My first guess would be to go to Base.Cartesian looking for the right macro, these macros are used to construct an arbitrary number of nested loops at compile time. But here maybe you simply need somethign recursive alike the following:

function make(k,n)
    if k == 0
        return 1:n
    else
        return permutations(make(k-1,n))
    end
end

?

EDIT: by the way,

does not correspond to what your code does for k=2, which iterates over permutation(1:n) x permutations(1:n) ? Perhaps you could clarify a bit what you need ?

EDIT: I think I understood what you want, which could be this:

using Base.Iterators
k=2
n=2
for indices in product((permutations(1:n) for i in 1:k)...)
    @show indices
end

which outputs

indices = ([1, 2], [1, 2])
indices = ([2, 1], [1, 2])
indices = ([1, 2], [2, 1])
indices = ([2, 1], [2, 1])

?

sgaure · May 9, 2024, 8:32pm

The Base.Cartesian.@nloops macro constructs such things.
Take a look at Base.Cartesian · The Julia Language

rocco_sprmnt21 · May 9, 2024, 9:03pm

Not beautiful, but does what you ask.

f(n,k)=collect(multiset_permutations(repeat(collect(permutations(1:n)),k),k))

Marco-Congedo · May 9, 2024, 9:29pm

Thanks, this works indeed:

using Combinatorics
n=3
k=2
P=Iterators.product((permutations(1:k) for i in 1:n)...) 
foreach(println, P)

Marco-Congedo · May 9, 2024, 9:40pm

This works, but creates physically the permutations as a vector. I just need an iterator.

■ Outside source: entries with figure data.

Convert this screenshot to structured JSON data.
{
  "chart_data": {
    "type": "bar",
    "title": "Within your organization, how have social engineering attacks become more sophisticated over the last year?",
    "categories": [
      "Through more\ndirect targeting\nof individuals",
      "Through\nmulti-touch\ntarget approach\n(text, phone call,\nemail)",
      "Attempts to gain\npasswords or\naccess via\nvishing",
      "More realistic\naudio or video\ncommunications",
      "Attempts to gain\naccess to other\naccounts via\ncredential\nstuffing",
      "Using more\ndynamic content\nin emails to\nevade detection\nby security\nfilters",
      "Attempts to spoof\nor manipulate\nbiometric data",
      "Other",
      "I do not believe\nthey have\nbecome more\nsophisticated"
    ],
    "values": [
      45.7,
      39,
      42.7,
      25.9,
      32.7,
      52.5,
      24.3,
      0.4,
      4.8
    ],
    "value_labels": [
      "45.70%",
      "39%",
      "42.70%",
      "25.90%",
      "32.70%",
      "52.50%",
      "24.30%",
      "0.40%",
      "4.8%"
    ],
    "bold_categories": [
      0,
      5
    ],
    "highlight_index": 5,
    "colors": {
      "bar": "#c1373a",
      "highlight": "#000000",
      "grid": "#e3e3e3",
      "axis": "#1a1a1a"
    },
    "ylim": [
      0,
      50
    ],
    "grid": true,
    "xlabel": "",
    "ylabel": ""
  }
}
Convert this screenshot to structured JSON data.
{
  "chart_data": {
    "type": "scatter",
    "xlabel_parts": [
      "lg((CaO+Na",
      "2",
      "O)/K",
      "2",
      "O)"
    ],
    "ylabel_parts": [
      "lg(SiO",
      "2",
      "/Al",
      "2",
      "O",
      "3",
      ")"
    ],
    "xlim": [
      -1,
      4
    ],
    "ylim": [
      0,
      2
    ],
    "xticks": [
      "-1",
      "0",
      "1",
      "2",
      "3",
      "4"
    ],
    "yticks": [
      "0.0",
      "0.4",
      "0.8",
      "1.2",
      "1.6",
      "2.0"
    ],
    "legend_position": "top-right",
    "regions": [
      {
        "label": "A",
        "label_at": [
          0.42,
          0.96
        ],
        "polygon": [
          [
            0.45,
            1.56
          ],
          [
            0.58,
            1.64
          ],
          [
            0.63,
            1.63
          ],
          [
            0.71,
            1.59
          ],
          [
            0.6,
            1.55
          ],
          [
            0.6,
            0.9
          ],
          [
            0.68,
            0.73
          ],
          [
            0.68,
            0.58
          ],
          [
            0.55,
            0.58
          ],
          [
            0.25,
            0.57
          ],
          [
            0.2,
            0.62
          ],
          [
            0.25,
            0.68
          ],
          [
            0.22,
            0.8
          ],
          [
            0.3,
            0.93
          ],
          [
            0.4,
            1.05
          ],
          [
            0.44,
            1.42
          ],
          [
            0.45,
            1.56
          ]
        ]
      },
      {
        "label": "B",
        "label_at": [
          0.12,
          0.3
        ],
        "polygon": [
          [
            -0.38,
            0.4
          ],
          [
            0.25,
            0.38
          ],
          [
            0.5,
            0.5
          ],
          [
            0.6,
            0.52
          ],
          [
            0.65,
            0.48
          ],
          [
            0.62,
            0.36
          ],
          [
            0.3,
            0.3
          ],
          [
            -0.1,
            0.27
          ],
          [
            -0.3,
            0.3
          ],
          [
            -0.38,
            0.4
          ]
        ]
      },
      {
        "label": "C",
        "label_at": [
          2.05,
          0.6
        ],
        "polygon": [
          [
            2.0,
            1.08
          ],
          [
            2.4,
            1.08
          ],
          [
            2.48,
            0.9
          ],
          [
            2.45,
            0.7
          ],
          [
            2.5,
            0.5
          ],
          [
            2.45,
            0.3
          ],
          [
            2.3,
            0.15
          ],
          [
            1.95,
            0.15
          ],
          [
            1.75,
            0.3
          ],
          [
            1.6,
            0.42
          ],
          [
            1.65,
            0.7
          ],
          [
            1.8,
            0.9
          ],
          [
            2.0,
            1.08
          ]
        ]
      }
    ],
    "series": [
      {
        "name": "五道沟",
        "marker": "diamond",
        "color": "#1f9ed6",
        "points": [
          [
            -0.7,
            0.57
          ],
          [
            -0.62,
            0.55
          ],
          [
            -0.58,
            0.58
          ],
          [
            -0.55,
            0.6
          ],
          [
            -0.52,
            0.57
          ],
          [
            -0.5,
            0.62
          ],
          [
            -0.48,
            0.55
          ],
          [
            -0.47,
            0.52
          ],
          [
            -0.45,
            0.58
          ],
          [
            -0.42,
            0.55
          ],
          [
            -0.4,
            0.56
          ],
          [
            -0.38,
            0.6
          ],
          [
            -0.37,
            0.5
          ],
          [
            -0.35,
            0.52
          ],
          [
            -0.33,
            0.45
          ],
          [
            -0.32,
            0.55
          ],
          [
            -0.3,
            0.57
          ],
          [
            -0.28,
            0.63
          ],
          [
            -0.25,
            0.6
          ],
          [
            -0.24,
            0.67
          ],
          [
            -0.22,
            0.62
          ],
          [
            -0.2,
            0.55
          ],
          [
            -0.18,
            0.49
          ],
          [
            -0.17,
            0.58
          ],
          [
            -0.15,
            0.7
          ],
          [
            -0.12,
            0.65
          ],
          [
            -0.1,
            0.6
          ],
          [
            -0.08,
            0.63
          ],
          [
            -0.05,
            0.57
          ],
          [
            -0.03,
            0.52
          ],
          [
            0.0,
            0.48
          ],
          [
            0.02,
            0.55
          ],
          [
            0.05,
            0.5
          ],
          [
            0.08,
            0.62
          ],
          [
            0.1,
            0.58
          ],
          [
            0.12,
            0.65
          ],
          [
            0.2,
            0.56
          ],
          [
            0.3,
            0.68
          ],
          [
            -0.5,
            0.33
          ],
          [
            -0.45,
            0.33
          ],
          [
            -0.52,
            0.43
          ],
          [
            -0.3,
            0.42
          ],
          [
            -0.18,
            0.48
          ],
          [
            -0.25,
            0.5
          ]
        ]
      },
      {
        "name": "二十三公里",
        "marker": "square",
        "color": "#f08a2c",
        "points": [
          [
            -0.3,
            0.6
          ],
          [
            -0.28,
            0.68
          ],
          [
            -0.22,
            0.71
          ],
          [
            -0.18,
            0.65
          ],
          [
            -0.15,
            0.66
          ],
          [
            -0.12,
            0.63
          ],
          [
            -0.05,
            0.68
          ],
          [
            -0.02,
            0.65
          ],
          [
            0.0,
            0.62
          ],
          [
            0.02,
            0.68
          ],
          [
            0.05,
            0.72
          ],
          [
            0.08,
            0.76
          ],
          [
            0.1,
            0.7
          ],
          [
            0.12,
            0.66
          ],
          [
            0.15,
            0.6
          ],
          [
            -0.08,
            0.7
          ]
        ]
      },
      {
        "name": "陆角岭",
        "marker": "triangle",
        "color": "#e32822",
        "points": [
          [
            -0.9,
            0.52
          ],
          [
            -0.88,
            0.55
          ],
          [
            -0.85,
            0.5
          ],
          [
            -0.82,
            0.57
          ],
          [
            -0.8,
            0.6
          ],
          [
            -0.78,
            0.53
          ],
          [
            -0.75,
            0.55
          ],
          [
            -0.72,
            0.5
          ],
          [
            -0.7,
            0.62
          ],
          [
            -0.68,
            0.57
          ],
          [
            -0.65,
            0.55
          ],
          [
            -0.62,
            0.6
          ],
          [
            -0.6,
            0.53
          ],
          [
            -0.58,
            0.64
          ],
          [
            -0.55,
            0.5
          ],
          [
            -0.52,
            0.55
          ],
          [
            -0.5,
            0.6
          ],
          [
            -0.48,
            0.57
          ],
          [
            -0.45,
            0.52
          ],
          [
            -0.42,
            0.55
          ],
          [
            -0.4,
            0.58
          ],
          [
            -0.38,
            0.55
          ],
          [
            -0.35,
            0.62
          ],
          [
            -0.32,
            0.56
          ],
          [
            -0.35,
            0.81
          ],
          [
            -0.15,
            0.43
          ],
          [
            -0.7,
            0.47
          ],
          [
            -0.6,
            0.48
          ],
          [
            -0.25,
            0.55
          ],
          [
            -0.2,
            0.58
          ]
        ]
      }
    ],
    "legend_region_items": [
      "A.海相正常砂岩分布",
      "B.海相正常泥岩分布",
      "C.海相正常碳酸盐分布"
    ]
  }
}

Marco-Congedo · May 9, 2024, 9:41pm

Good to know! i’ll check if needed

rocco_sprmnt21 · May 9, 2024, 9:43pm


f(n,k)=multiset_permutations(repeat([permutations(1:n)...],k),k)

k=2
n=2
for p in f(n,k)
    @show p
end

Marco-Congedo · May 9, 2024, 10:14pm

Thanks, this does the job. Just, as i need the (k!)^n permutations, the k and n indices must be interchanged, as for the solution given by @irvn (my bad, my question was not correct). This is what i’ve got:

k=2
n=3
num_of_permutations=(factorial(k)^n)
P = multiset_permutations(repeat([permutations(1:k)...], n) , n)
foreach(println, P)